# Plotting Systems

R version 4.0.0 (2020-04-24) -- "Arbor Day"
Copyright (C) 2020 The R Foundation for Statistical Computing
Platform: x86_64-w64-mingw32/x64 (64-bit)

R is free software and comes with ABSOLUTELY NO WARRANTY.
You are welcome to redistribute it under certain conditions.
Type 'license()' or 'licence()' for distribution details.

R is a collaborative project with many contributors.
'citation()' on how to cite R or R packages in publications.

Type 'demo()' for some demos, 'help()' for on-line help, or
'help.start()' for an HTML browser interface to help.
Type 'q()' to quit R.

setwd("C:/Users/kk/PortableApps/Git/home/k-allika/repos/DataScienceWithR/04_Exploratory_Data_Analysis/week01/workspace")
library(swirl)

| Hi! Type swirl() when you are ready to begin.

swirl()

| Welcome to swirl! Please sign in. If you've been here before, use the same name as you did
| then. If you are new, call yourself something unique.

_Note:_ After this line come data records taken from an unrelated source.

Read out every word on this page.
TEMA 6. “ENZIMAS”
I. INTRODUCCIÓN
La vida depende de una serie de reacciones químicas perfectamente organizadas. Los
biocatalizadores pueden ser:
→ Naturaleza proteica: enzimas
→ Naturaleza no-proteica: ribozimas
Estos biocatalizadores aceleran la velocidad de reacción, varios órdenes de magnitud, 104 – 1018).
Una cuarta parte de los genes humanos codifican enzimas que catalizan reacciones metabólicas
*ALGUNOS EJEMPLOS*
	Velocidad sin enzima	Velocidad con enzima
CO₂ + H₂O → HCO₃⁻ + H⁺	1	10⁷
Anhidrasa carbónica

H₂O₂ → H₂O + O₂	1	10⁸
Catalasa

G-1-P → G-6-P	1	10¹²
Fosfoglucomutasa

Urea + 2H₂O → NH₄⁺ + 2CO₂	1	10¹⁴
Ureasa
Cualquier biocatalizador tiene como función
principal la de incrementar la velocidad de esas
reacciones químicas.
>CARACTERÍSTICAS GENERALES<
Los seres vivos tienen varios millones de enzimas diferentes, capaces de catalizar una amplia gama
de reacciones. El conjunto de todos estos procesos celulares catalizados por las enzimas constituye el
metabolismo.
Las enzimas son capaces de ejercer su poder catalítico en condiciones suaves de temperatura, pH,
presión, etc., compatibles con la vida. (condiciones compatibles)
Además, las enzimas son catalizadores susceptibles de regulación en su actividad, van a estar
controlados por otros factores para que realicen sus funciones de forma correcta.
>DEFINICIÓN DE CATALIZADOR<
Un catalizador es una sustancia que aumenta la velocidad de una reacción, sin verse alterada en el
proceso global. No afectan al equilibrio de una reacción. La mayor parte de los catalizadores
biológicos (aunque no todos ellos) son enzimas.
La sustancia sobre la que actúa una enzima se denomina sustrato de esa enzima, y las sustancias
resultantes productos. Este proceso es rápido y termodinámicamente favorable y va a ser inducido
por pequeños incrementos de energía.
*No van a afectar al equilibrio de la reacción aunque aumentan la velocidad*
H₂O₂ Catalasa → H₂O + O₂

What shall I call you? Krishnakanth Allika

| Would you like to continue with one of these lessons?

1: Exploratory Data Analysis Plotting Systems
2: No. Let me start something new.

Selection: 1

| Attempting to load lesson dependencies...

| Plotting_Systems. (Slides for this and other Data Science courses may be found at github
| https://github.com/DataScienceSpecialization/courses/. If you care to use them, they must
| be downloaded as a zip file and viewed locally. This lesson corresponds to
| 04_ExploratoryAnalysis/PlottingSystems.)

...

|== | 3%
| In this lesson, we'll give you a brief overview of the three plotting systems in R, their
| differences, strengths, and weaknesses. We'll only cover the basics here to give you a
| general idea of the systems and in later lessons we'll cover each system in more depth.

...

|==== | 5%
| The first plotting system is the Base Plotting System which comes with R. It's the oldest
| system which uses a simple "Artist's palette" model. What this means is that you start
| with a blank canvas and build your plot up from there, step by step.

...

|======= | 8%
| Usually you start with a plot function (or something similar), then you use annotation
| functions to add to or modify your plot. R provides many annotating functions such as
| text, lines, points, and axis. R provides documentation for each of these. They all add to

...

|========= | 11%
| What do you think is a disadvantage of the Base Plotting System?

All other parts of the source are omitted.